There's nothing to say that MT&LL-C, Methuen or anybody else held any such a repugnant view in regard to the translation - a truly virulent anti-Catholic, one driven to remove a reference to St. Peter's on sectarian grounds, would have found it hard to work on a comic from a Catholic source, surely?
There's nothing to say what the translator's religious beliefs are (if any); in fact, as the home of the works of G.K. Chesterton and Hilaire Belloc, Methuen has a history of publishing Catholic writing, so it is unlikely to have been at the behest of the company.
I think Balthazar hit the nail on the head with the fact that the joke requires an obvious, parochial quality, familiar to readers.
Another factor may be the arithmetic which LL-C carried out as an important part of the translation: you chose words carefully, based on the number of characters in the French, so that the text in English would fill the same space. It could be no more than a question of letter count.
sliat_1981
Member
#8 · Posted: 4 Jan 2012 04:50
It's good they don't these days. I don't see why British children wouldn't be familiar with the most famous church in the world.
Also, they're not just the translators for England, it's for the English speaking world, like here who would be more familiar with the original locations and don't want Tintin decipted as British. The fact that they keep the originals now is a step in the right direction. Hopefully the next "Secret of the Unicorn" edition will not have the Union Jack (urgh) on the ship.
jock123
Moderator
#9 · Posted: 4 Jan 2012 10:55
sliat_1981:
I don't see why British children wouldn't be familiar with the most famous church in the world.
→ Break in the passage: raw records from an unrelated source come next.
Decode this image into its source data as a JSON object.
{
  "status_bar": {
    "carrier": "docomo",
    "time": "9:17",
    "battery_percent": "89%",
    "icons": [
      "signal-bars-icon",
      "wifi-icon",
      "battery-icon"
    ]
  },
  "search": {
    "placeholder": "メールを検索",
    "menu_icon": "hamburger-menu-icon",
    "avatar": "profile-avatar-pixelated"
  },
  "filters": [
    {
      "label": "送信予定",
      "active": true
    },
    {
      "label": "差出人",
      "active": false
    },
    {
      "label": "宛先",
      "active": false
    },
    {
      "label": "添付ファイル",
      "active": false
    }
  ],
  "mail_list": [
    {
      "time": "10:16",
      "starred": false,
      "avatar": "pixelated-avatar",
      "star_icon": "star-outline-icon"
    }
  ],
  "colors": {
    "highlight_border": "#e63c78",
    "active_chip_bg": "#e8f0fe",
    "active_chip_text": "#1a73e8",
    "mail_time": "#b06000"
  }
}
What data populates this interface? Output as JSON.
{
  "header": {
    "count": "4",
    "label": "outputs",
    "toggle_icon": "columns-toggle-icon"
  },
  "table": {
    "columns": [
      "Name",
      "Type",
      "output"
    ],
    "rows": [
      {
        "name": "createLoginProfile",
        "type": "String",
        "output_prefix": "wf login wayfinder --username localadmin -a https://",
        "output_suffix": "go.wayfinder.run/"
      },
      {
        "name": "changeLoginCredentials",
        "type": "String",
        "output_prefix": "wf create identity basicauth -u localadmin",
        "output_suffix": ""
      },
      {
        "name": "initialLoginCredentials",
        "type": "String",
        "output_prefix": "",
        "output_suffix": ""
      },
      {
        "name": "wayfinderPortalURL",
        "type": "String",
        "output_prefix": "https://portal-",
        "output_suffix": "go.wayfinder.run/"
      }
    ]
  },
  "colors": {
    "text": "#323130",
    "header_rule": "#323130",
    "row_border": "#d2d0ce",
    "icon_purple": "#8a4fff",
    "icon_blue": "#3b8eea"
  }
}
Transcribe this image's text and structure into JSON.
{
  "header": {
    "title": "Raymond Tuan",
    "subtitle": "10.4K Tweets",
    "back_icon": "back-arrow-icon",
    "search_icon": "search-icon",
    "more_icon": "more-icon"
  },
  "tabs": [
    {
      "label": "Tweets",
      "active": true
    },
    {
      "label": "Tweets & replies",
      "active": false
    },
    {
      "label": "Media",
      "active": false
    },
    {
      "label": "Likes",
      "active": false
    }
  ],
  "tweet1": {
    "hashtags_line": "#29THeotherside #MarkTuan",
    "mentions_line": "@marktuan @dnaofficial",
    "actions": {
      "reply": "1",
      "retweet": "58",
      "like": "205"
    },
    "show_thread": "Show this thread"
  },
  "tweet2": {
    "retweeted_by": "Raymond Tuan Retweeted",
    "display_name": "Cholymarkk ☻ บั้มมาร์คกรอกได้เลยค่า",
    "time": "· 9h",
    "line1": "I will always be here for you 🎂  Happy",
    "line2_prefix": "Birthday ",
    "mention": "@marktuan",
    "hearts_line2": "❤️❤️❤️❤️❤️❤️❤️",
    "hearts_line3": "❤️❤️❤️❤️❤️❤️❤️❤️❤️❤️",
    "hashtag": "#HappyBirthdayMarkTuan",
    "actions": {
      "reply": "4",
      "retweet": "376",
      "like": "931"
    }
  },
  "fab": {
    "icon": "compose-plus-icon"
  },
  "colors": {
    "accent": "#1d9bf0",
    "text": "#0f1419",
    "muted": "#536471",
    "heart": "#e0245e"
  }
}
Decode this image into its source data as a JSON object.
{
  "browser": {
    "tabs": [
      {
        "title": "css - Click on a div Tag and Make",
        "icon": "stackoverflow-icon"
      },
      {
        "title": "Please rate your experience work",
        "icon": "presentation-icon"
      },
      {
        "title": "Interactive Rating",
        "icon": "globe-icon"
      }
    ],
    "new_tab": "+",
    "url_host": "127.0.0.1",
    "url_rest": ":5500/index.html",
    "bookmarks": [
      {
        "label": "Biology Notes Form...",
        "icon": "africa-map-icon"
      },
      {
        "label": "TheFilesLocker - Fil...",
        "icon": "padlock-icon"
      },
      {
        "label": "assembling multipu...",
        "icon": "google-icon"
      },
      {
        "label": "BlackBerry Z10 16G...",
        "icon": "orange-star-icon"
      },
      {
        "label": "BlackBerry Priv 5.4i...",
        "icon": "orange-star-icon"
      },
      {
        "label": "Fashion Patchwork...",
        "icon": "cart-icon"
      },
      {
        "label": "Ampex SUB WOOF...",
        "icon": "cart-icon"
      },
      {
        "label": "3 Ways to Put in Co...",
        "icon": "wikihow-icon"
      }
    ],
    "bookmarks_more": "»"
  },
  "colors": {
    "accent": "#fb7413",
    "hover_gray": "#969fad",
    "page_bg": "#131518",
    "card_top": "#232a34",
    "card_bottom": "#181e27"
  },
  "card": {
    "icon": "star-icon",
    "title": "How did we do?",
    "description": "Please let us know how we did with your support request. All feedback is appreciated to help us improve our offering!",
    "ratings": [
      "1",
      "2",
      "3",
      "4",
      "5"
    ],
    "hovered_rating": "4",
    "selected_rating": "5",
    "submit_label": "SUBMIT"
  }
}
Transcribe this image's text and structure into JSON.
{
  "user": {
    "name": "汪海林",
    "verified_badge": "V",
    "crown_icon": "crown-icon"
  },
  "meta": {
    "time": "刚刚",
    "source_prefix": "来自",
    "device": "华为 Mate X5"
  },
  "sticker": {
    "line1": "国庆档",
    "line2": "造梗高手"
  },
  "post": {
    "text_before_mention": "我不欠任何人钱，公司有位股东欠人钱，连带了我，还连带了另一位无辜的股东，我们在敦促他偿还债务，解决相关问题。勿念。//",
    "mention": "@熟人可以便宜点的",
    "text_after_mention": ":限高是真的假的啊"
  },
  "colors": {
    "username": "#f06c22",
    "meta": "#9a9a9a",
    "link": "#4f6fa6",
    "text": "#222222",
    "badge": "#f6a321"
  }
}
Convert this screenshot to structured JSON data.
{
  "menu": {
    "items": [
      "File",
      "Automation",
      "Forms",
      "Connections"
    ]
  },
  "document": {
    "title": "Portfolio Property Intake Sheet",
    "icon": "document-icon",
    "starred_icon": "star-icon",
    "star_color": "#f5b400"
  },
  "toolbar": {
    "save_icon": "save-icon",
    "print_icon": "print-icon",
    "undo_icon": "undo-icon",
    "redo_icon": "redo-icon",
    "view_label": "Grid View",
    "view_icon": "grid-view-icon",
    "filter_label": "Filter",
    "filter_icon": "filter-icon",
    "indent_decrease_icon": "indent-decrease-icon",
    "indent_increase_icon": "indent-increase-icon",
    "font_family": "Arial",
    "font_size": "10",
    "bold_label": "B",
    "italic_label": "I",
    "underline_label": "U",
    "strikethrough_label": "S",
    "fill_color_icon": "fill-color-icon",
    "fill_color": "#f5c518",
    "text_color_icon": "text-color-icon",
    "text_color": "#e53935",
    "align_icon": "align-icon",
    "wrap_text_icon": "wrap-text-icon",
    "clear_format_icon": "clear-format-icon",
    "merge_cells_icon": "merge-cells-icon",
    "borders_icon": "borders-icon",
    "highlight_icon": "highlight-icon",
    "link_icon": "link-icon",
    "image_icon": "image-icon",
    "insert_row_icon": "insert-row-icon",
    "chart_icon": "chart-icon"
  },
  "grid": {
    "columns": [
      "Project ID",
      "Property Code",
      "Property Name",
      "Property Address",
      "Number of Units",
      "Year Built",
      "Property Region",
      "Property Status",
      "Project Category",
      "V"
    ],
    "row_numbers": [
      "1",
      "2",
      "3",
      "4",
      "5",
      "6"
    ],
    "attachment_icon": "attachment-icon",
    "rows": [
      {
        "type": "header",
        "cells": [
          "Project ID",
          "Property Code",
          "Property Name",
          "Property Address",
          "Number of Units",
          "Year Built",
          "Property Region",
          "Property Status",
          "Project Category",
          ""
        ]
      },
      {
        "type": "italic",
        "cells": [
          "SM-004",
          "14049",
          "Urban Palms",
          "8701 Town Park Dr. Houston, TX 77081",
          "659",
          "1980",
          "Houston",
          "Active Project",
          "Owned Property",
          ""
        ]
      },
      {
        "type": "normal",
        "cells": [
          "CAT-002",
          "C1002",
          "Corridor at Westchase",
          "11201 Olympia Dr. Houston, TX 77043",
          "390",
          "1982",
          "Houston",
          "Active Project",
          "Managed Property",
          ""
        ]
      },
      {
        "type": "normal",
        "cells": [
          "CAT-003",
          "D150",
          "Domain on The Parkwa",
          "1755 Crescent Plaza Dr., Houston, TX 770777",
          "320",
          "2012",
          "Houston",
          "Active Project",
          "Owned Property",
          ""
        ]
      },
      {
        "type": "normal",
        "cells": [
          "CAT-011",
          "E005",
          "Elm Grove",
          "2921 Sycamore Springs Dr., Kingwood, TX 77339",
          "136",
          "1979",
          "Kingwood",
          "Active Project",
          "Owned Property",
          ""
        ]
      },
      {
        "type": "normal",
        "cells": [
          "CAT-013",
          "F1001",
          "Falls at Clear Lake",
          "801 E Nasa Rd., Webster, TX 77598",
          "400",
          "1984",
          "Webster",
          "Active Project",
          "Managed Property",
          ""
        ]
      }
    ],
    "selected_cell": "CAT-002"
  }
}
It’s not saying that, necessarily: Hergé chose a church which his mainly Catholic, Belgian readers would be most aware of; using Westminster Abbey fulfills the same brief.

sliat_1981:
they're not just the translators for England, it's for the English speaking world

That’s what they became, but rest assured, they were originally being done in Britain, for a British audience, not for a pan-global release – having failed to take off in English once before, there was no guarantee of them even lasting in Britain. That these translations were later used in this way isn’t relevant, really, to Hergé and MT&LL-C. Other local publishers could have changed them if they had felt there was a problem (which presumably they didn’t in the Australian and New Zealand markets), and for other languages the local companies also undertook changes to the text, to give them local colour.

sliat_1981:
Hopefully the next "Secret of the Unicorn" edition will not have the Union Jack (urgh) on the ship.

Printing issues apart, which have given several variations of flags, the text would have to be altered throughout the series to re-locate them to make much of a dent in the “Britishness”, or more specifically, “Englishness” of the translation (and speaking as a non-English person, this has never ever bothered me).

Bearing in mind that Hergé approved of the changes, and arranged for the art to be altered, while I can see some reason for doing it, I’d think it would be a shame to lose the “authorized version” of the current books.

Also this is veering off-topic, as the question posed has a definite answer, and we are getting into supposition and issues which have been discussed at length elsewhere before.
Tintinrulz
Member
#10 · Posted: 4 Jan 2012 11:38
Granted, I'm an Australian but I'm much more familiar with Westminster Abbey than St Peter's in Rome. I think the English translators did an excellent job in general and because they had Herge's blessing, they're very true to the spirit of the books and what he intended.